Eli placed the talc and hairspray gently on my bag and retreated. I remember turning to look at Stacia after she said that, fully not understanding my life. And then turning back to see that everpresent, everscary smirk starting at the corners of her mouth. I proceeded to continue getting ready and grabbed the bottle to shake some powder out. It always makes me cough a little bit. I got really lightheaded.
And then I woke up in the clinic.
—-----------------------------------------------------
“What happened?” I asked, holding Fitz’ hand as she leaned over my bed with a concerned look on her face.

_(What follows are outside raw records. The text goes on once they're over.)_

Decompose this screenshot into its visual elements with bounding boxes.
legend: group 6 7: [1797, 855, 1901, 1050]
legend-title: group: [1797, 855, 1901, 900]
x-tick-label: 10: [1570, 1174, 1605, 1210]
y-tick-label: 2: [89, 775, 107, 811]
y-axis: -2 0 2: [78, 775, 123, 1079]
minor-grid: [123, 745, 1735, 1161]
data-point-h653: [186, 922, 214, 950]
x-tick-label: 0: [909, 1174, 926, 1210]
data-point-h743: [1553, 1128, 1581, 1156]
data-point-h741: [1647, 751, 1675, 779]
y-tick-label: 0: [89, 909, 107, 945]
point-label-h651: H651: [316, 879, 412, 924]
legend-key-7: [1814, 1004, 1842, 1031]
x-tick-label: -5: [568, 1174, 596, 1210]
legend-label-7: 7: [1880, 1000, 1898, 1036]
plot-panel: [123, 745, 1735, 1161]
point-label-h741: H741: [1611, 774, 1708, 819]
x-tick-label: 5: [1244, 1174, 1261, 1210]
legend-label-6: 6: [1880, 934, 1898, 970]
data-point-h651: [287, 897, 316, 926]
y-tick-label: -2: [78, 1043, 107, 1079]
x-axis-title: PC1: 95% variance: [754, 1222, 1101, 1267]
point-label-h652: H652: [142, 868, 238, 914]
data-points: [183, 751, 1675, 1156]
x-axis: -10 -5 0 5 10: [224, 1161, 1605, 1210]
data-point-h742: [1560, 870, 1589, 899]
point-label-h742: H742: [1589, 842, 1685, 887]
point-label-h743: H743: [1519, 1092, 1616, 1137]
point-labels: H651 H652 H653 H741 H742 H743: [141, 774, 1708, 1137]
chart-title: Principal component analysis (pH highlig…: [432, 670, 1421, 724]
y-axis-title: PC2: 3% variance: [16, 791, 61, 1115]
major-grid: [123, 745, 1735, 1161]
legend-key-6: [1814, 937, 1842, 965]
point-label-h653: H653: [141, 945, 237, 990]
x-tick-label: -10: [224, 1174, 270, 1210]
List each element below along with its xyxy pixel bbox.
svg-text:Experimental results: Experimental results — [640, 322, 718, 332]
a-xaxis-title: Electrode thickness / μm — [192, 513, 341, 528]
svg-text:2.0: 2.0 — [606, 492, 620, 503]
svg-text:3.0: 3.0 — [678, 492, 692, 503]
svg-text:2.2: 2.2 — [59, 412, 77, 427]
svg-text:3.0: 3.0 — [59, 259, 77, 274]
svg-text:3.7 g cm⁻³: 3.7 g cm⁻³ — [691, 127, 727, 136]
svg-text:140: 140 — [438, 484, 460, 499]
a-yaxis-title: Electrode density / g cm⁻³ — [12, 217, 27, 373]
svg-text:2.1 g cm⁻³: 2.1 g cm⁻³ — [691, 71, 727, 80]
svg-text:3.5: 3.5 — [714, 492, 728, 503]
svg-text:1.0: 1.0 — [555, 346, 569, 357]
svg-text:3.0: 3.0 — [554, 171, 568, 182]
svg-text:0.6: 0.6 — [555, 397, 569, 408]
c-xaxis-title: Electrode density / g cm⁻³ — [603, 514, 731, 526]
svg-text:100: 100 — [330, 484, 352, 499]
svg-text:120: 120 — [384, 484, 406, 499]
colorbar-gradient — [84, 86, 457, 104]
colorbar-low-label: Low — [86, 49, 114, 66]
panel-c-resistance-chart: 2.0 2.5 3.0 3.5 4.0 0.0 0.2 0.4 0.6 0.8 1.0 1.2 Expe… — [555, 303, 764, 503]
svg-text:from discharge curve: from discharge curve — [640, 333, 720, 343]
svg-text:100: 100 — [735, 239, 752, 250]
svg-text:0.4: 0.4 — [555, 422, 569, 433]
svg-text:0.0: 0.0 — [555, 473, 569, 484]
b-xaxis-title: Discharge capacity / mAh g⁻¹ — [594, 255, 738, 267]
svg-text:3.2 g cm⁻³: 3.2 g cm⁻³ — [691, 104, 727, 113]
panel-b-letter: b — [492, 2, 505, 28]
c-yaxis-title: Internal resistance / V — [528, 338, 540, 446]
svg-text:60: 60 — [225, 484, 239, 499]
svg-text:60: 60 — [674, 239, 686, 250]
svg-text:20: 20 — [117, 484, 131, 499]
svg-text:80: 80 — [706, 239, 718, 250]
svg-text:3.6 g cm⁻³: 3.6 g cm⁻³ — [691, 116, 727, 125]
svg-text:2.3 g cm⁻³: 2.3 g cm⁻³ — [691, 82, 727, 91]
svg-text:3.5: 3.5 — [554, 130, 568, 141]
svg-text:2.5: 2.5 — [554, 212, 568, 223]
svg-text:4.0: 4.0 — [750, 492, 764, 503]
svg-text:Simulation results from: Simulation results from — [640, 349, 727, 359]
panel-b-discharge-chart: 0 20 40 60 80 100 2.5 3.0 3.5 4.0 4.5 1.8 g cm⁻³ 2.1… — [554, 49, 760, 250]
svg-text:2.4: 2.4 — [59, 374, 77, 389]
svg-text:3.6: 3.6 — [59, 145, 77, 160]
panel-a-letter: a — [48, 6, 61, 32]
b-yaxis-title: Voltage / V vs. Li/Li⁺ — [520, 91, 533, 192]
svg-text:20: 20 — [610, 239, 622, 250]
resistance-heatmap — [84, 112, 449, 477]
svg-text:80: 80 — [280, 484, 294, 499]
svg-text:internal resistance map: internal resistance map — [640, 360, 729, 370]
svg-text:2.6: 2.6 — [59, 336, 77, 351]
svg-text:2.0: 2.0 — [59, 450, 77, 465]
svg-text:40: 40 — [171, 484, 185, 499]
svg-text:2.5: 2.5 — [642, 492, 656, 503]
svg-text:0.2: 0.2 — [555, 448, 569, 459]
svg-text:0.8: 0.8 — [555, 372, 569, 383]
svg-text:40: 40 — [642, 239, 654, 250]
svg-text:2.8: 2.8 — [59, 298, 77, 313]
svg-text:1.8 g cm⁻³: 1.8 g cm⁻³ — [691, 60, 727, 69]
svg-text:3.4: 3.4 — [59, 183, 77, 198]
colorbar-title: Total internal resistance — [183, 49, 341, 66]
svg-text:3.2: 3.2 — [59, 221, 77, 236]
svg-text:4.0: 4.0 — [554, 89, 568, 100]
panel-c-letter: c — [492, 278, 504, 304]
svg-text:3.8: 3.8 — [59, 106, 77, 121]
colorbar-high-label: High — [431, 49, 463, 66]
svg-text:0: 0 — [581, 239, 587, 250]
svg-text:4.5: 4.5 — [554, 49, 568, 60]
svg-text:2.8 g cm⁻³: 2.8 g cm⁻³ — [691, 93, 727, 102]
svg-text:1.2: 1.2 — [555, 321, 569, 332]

“You passed out. Talia said you looked exhausted and Annette told me you’ve been snippy lately. And having to be in the same room and interacting with Eli on top of being at your first Olympics? They think you just got so exhausted, stressed and dehydrated that you collapsed.”
“Can I go back to the gym, please? This is unnecessary.” I started to pull myself upright with my arms and tried not to look as dizzy as I felt while doing so.
“If you feel okay, I’d be down to have you on floor and vault today. Hold off on beam and bars until you’re sure you’re feeling steady.”
Back at the gym, the girls greeted me with hugs and coos and warm words. I felt embarrassed by the attention, which was underlain by being embarrassed that I fainted in the first place. I then began the tedious task of marking routines I really needed to be doing full out to prove to Fitz I was being careful. I somehow made it home, showered and to bed without encountering my unwanted roommate again, and went to sleep hoping I’d wake up feeling refreshed and over it.